Arcilla won four medals at the 2003 Afro-Asian Games in Hyderabad, India. In the men's singles, he came through from the first round to reach the final but lost in straight sets to Vijay Kannan of India and took home silver. In the men's doubles, Arcilla and partner Adelo Abadia lost at the semi-final stage to Mahesh Bhupathi and Rohan Bopanna of India and won a bronze medal.

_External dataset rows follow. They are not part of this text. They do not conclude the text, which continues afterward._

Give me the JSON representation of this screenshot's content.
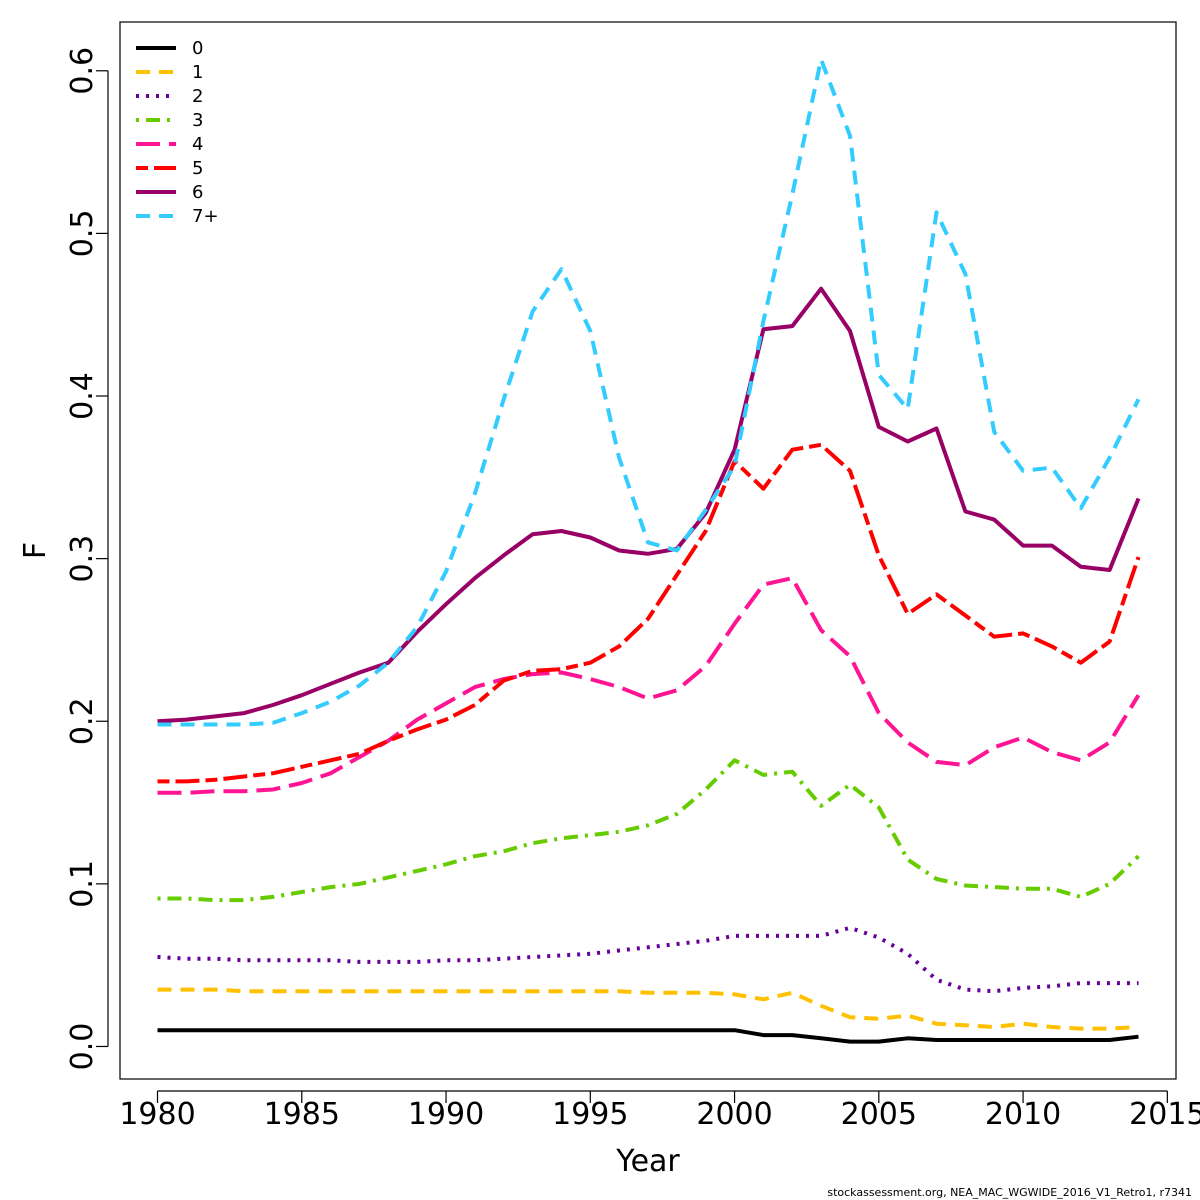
{
  "chart_data": {
    "type": "line",
    "xlabel": "Year",
    "ylabel": "F",
    "xlim": [
      1978.7,
      2015.3
    ],
    "ylim": [
      -0.02,
      0.63
    ],
    "xticks": [
      1980,
      1985,
      1990,
      1995,
      2000,
      2005,
      2010,
      2015
    ],
    "yticks": [
      0.0,
      0.1,
      0.2,
      0.3,
      0.4,
      0.5,
      0.6
    ],
    "xtick_labels": [
      "1980",
      "1985",
      "1990",
      "1995",
      "2000",
      "2005",
      "2010",
      "2015"
    ],
    "ytick_labels": [
      "0.0",
      "0.1",
      "0.2",
      "0.3",
      "0.4",
      "0.5",
      "0.6"
    ],
    "grid": false,
    "legend_position": "top-left",
    "x": [
      1980,
      1981,
      1982,
      1983,
      1984,
      1985,
      1986,
      1987,
      1988,
      1989,
      1990,
      1991,
      1992,
      1993,
      1994,
      1995,
      1996,
      1997,
      1998,
      1999,
      2000,
      2001,
      2002,
      2003,
      2004,
      2005,
      2006,
      2007,
      2008,
      2009,
      2010,
      2011,
      2012,
      2013,
      2014
    ],
    "series": [
      {
        "name": "0",
        "color": "#000000",
        "dash": "solid",
        "values": [
          0.01,
          0.01,
          0.01,
          0.01,
          0.01,
          0.01,
          0.01,
          0.01,
          0.01,
          0.01,
          0.01,
          0.01,
          0.01,
          0.01,
          0.01,
          0.01,
          0.01,
          0.01,
          0.01,
          0.01,
          0.01,
          0.007,
          0.007,
          0.005,
          0.003,
          0.003,
          0.005,
          0.004,
          0.004,
          0.004,
          0.004,
          0.004,
          0.004,
          0.004,
          0.006
        ]
      },
      {
        "name": "1",
        "color": "#FFC000",
        "dash": "dashed",
        "values": [
          0.035,
          0.035,
          0.035,
          0.034,
          0.034,
          0.034,
          0.034,
          0.034,
          0.034,
          0.034,
          0.034,
          0.034,
          0.034,
          0.034,
          0.034,
          0.034,
          0.034,
          0.033,
          0.033,
          0.033,
          0.032,
          0.029,
          0.033,
          0.025,
          0.018,
          0.017,
          0.019,
          0.014,
          0.013,
          0.012,
          0.014,
          0.012,
          0.011,
          0.011,
          0.012
        ]
      },
      {
        "name": "2",
        "color": "#660099",
        "dash": "dotted",
        "values": [
          0.055,
          0.054,
          0.054,
          0.053,
          0.053,
          0.053,
          0.053,
          0.052,
          0.052,
          0.052,
          0.053,
          0.053,
          0.054,
          0.055,
          0.056,
          0.057,
          0.059,
          0.061,
          0.063,
          0.065,
          0.068,
          0.068,
          0.068,
          0.068,
          0.073,
          0.067,
          0.057,
          0.041,
          0.035,
          0.034,
          0.036,
          0.037,
          0.039,
          0.039,
          0.039
        ]
      },
      {
        "name": "3",
        "color": "#66CC00",
        "dash": "dotdash",
        "values": [
          0.091,
          0.091,
          0.09,
          0.09,
          0.092,
          0.095,
          0.098,
          0.1,
          0.104,
          0.108,
          0.112,
          0.117,
          0.12,
          0.125,
          0.128,
          0.13,
          0.132,
          0.136,
          0.143,
          0.158,
          0.176,
          0.167,
          0.169,
          0.148,
          0.161,
          0.147,
          0.115,
          0.103,
          0.099,
          0.098,
          0.097,
          0.097,
          0.092,
          0.1,
          0.117
        ]
      },
      {
        "name": "4",
        "color": "#FF1493",
        "dash": "longdash",
        "values": [
          0.156,
          0.156,
          0.157,
          0.157,
          0.158,
          0.162,
          0.168,
          0.178,
          0.188,
          0.201,
          0.211,
          0.221,
          0.226,
          0.229,
          0.23,
          0.226,
          0.221,
          0.214,
          0.219,
          0.234,
          0.26,
          0.284,
          0.288,
          0.256,
          0.24,
          0.205,
          0.187,
          0.175,
          0.173,
          0.184,
          0.19,
          0.181,
          0.176,
          0.187,
          0.216
        ]
      },
      {
        "name": "5",
        "color": "#FF0000",
        "dash": "twodash",
        "values": [
          0.163,
          0.163,
          0.164,
          0.166,
          0.168,
          0.172,
          0.176,
          0.18,
          0.188,
          0.195,
          0.201,
          0.21,
          0.225,
          0.231,
          0.232,
          0.236,
          0.246,
          0.263,
          0.29,
          0.317,
          0.36,
          0.343,
          0.367,
          0.37,
          0.354,
          0.302,
          0.266,
          0.278,
          0.265,
          0.252,
          0.254,
          0.246,
          0.236,
          0.249,
          0.301
        ]
      },
      {
        "name": "6",
        "color": "#990066",
        "dash": "solid",
        "values": [
          0.2,
          0.201,
          0.203,
          0.205,
          0.21,
          0.216,
          0.223,
          0.23,
          0.236,
          0.255,
          0.272,
          0.288,
          0.302,
          0.315,
          0.317,
          0.313,
          0.305,
          0.303,
          0.306,
          0.328,
          0.367,
          0.441,
          0.443,
          0.466,
          0.44,
          0.381,
          0.372,
          0.38,
          0.329,
          0.324,
          0.308,
          0.308,
          0.295,
          0.293,
          0.337
        ]
      },
      {
        "name": "7+",
        "color": "#33CCFF",
        "dash": "dashed",
        "values": [
          0.198,
          0.198,
          0.198,
          0.198,
          0.199,
          0.205,
          0.212,
          0.222,
          0.236,
          0.258,
          0.292,
          0.34,
          0.398,
          0.452,
          0.478,
          0.44,
          0.362,
          0.31,
          0.305,
          0.33,
          0.357,
          0.446,
          0.524,
          0.607,
          0.56,
          0.413,
          0.392,
          0.513,
          0.475,
          0.378,
          0.354,
          0.356,
          0.331,
          0.362,
          0.398
        ]
      }
    ]
  },
  "footer": "stockassessment.org, NEA_MAC_WGWIDE_2016_V1_Retro1, r7341"
}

Alongside partner Anna-Patricia Santos, he again won bronze in the mixed doubles after losing to Rushmi Chakravarthi and Vishal Uppal of India in the semi-finals. In the men's team event, the Philippines lost to India in the semi-finals and Arcilla earned a third bronze medal.

===Pickleball===
As a pickleball player, Arcilla joins the Cebuana Lhuillier Gems for the inaugural season of the Pickle Yard Conference League (PYCL) in 2026.